Philip Sherman wrote:
Backup processes tablespaces a physical block at a time. Export
processes a row at a time. Note that export involves the use of a
SELECT statement that can have predicates to control the rows that are
exported.
Tape drives have (comparatively) long delay times to start and stop
tape movement. Gaps between physical records on the tape also can
occupy a significant amount of space on the tape. Tape performance, as
a general rule, is significantly improved by writing large physical
blocks to the drive. It's quite possible that your default for the tape
drive is to write physical records that match the size of the write
request. In this case, the export to tape will write a separate block
for each row of the table! UDB backups will write 4k blocks unless
you've altered this in the tablespace definition.
Check your operating system manuals for directions on how to set a
blocksize for tape devices. Use a large blocksize (32k/64k or larger if
supported) to optimize speed and quantity of data written to a tape.
on AIX, smit is the tool to use.
I run Red Hat Enterprise Linux, and ran other versions of Red Hat Linux in
the past. I do not know if the distribution here actually matters very much.
I have an Exabyte VXA-2 tape drive on this machine, where I am presently
running DB2 V8.1.6. Exabyte recommend writing tape block size (as seen by
the OS) of 65536 bytes for best results (probably related to the cache
size in the drive among other things; it has a 2 megabyte buffer inside).
When setting up a little shell script to backup my little database, I
simply wrote (among other things):
$DB2 BACKUP DATABASE stock TO $TAPE_DRIVE BUFFER 16 > $REPORT 2>&1
---------
to get the desired block size to transfer to the tape drive. The meanings
of the definitions of $DB2, etc., should be obvious.
Also, in Linux, I did:
mt -f /dev/st0 setblk 0 to allow DB2 to set the blocksize (4096 * 16).

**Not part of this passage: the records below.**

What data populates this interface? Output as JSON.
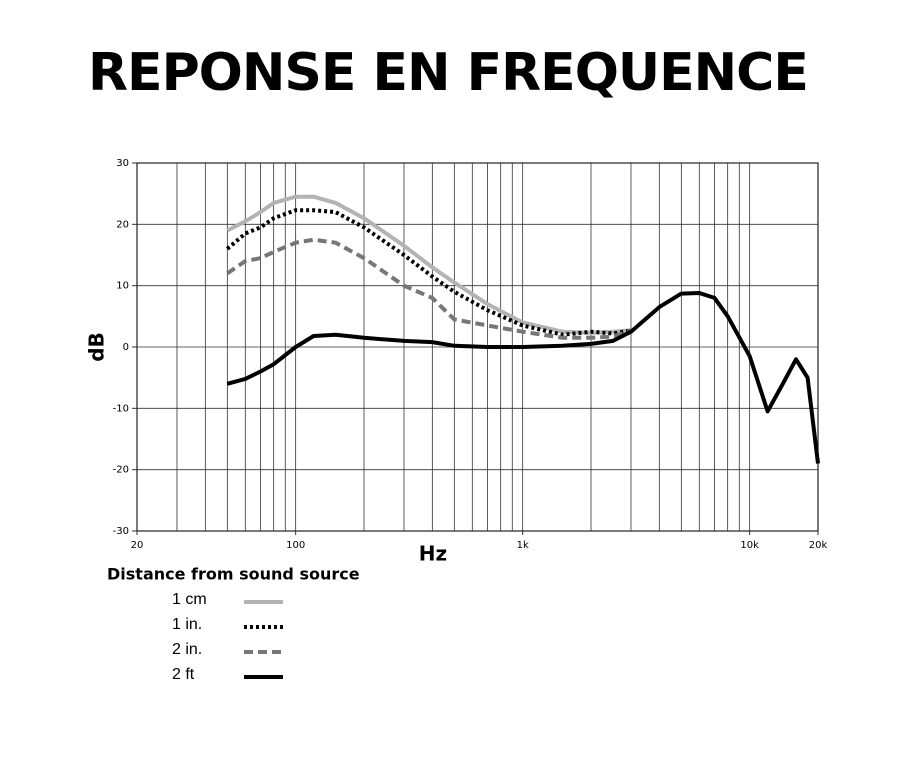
{
  "chart_data": {
    "type": "line",
    "title": "REPONSE EN FREQUENCE",
    "x_label": "Hz",
    "y_label": "dB",
    "legend_title": "Distance from sound source",
    "x_log": true,
    "grid": true,
    "x": [
      50,
      60,
      70,
      80,
      100,
      120,
      150,
      200,
      300,
      400,
      500,
      700,
      1000,
      1500,
      2000,
      2500,
      3000,
      4000,
      5000,
      6000,
      7000,
      8000,
      10000,
      12000,
      14000,
      16000,
      18000,
      20000
    ],
    "series": [
      {
        "name": "1 cm",
        "color": "#b3b3b3",
        "style": "solid",
        "values": [
          19,
          20.5,
          22,
          23.5,
          24.5,
          24.5,
          23.5,
          21,
          16.5,
          13,
          10.5,
          7,
          4,
          2.5,
          2.3,
          2.5,
          2.7,
          null,
          null,
          null,
          null,
          null,
          null,
          null,
          null,
          null,
          null,
          null
        ]
      },
      {
        "name": "1 in.",
        "color": "#000000",
        "style": "dotted",
        "values": [
          16,
          18.5,
          19.5,
          21,
          22.3,
          22.3,
          22,
          19.5,
          15,
          11.5,
          9,
          6,
          3.5,
          2,
          2.5,
          2.2,
          2.7,
          null,
          null,
          null,
          null,
          null,
          null,
          null,
          null,
          null,
          null,
          null
        ]
      },
      {
        "name": "2 in.",
        "color": "#777777",
        "style": "dashed",
        "values": [
          12,
          14,
          14.5,
          15.5,
          17,
          17.5,
          17,
          14.5,
          10,
          8,
          4.5,
          3.5,
          2.5,
          1.5,
          1.5,
          1.7,
          2.7,
          null,
          null,
          null,
          null,
          null,
          null,
          null,
          null,
          null,
          null,
          null
        ]
      },
      {
        "name": "2 ft",
        "color": "#000000",
        "style": "thick",
        "values": [
          -6,
          -5.2,
          -4,
          -2.8,
          0,
          1.8,
          2,
          1.5,
          1,
          0.8,
          0.2,
          0,
          0,
          0.2,
          0.5,
          1,
          2.5,
          6.5,
          8.7,
          8.8,
          8,
          5,
          -1.5,
          -10.5,
          -6,
          -2,
          -5,
          -19
        ]
      }
    ],
    "xlim": [
      20,
      20000
    ],
    "ylim": [
      -30,
      30
    ],
    "xticks": [
      20,
      100,
      {
        "value": 1000,
        "label": "1k"
      },
      {
        "value": 10000,
        "label": "10k"
      },
      {
        "value": 20000,
        "label": "20k"
      }
    ],
    "xgrid_minor": [
      30,
      40,
      50,
      60,
      70,
      80,
      90,
      200,
      300,
      400,
      500,
      600,
      700,
      800,
      900,
      2000,
      3000,
      4000,
      5000,
      6000,
      7000,
      8000,
      9000
    ],
    "yticks": [
      30,
      20,
      10,
      0,
      -10,
      -20,
      -30
    ]
  }
}
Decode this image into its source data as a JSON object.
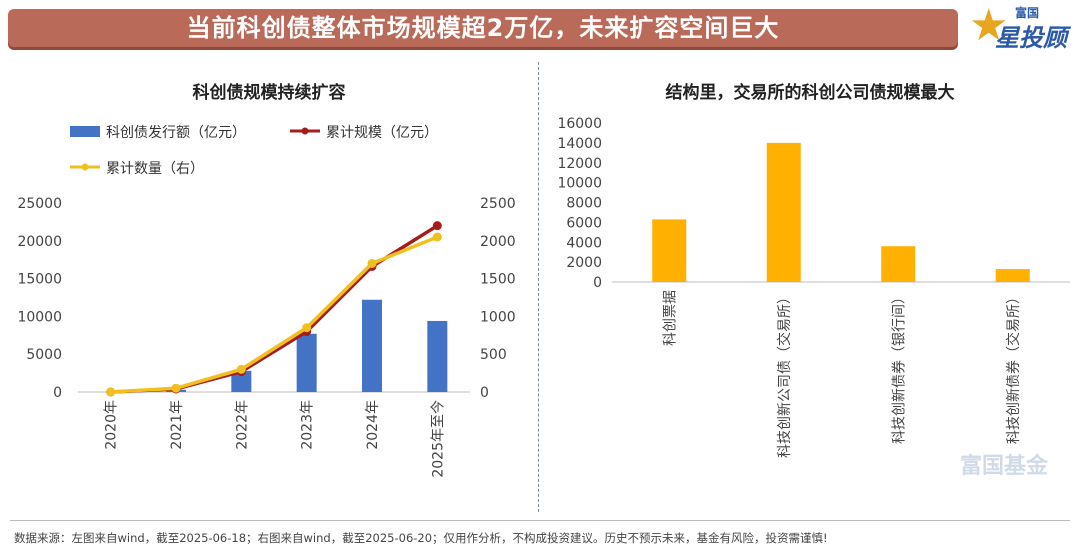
{
  "header": {
    "title": "当前科创债整体市场规模超2万亿，未来扩容空间巨大",
    "logo_small": "富国",
    "logo_big": "星投顾"
  },
  "watermark": "富国基金",
  "footer": {
    "note": "数据来源：左图来自wind，截至2025-06-18；右图来自wind，截至2025-06-20；仅用作分析，不构成投资建议。历史不预示未来，基金有风险，投资需谨慎!"
  },
  "colors": {
    "bar_blue": "#4472c4",
    "line_red": "#a51c1c",
    "line_yellow": "#f2c01e",
    "bar_orange": "#ffb000",
    "banner": "#b96a58"
  },
  "chart_data": [
    {
      "type": "bar",
      "title": "科创债规模持续扩容",
      "categories": [
        "2020年",
        "2021年",
        "2022年",
        "2023年",
        "2024年",
        "2025年至今"
      ],
      "ylim": [
        0,
        25000
      ],
      "y2lim": [
        0,
        2500
      ],
      "yticks": [
        "0",
        "5000",
        "10000",
        "15000",
        "20000",
        "25000"
      ],
      "y2ticks": [
        "0",
        "500",
        "1000",
        "1500",
        "2000",
        "2500"
      ],
      "legend_position": "top",
      "series": [
        {
          "name": "科创债发行额（亿元）",
          "kind": "bar",
          "axis": "left",
          "values": [
            0,
            300,
            2800,
            7700,
            12200,
            9400
          ]
        },
        {
          "name": "累计规模（亿元）",
          "kind": "line",
          "axis": "left",
          "values": [
            0,
            400,
            2700,
            8000,
            16600,
            22000
          ]
        },
        {
          "name": "累计数量（右）",
          "kind": "line",
          "axis": "right",
          "values": [
            0,
            50,
            300,
            850,
            1700,
            2050
          ]
        }
      ]
    },
    {
      "type": "bar",
      "title": "结构里，交易所的科创公司债规模最大",
      "categories": [
        "科创票据",
        "科技创新公司债（交易所）",
        "科技创新债券（银行间）",
        "科技创新债券（交易所）"
      ],
      "ylim": [
        0,
        16000
      ],
      "yticks": [
        "0",
        "2000",
        "4000",
        "6000",
        "8000",
        "10000",
        "12000",
        "14000",
        "16000"
      ],
      "series": [
        {
          "kind": "bar",
          "values": [
            6300,
            14000,
            3600,
            1300
          ]
        }
      ]
    }
  ]
}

As an aside, the VXA-2 is a streaming drive that does not stop between
tape blocks. If the source of the data is too slow (not likely when the
drive is on an Ultra/320 LVD scsi controller all its own, and the hard
drives containing the database are 10,000rpm Ultra/320 SCSI drives with 8
Megabyte caches on their own SCSI controller), the drive slows down to
match the incoming data rate. It does not need to stop, backspace, forward
space, and write as my old DDS-2 tape drive had to do. The large buffer in
the drive, and the technology used to read and write the tapes, can
tolerate a variable speed drive mechanism. The blocks actually written to
the tape are probably not 65536 bytes in size. They include 4 level
Reed-Solomon ECC, CRC, etc., and 24768 bytes of user data. One of the
tapes can hold 160GBytes of hardware compressed data (assuming 2:1
compressioin ratio) or 80GBytes uncompressed.
--
.~. Jean-David Beyer Registered Linux User 85642.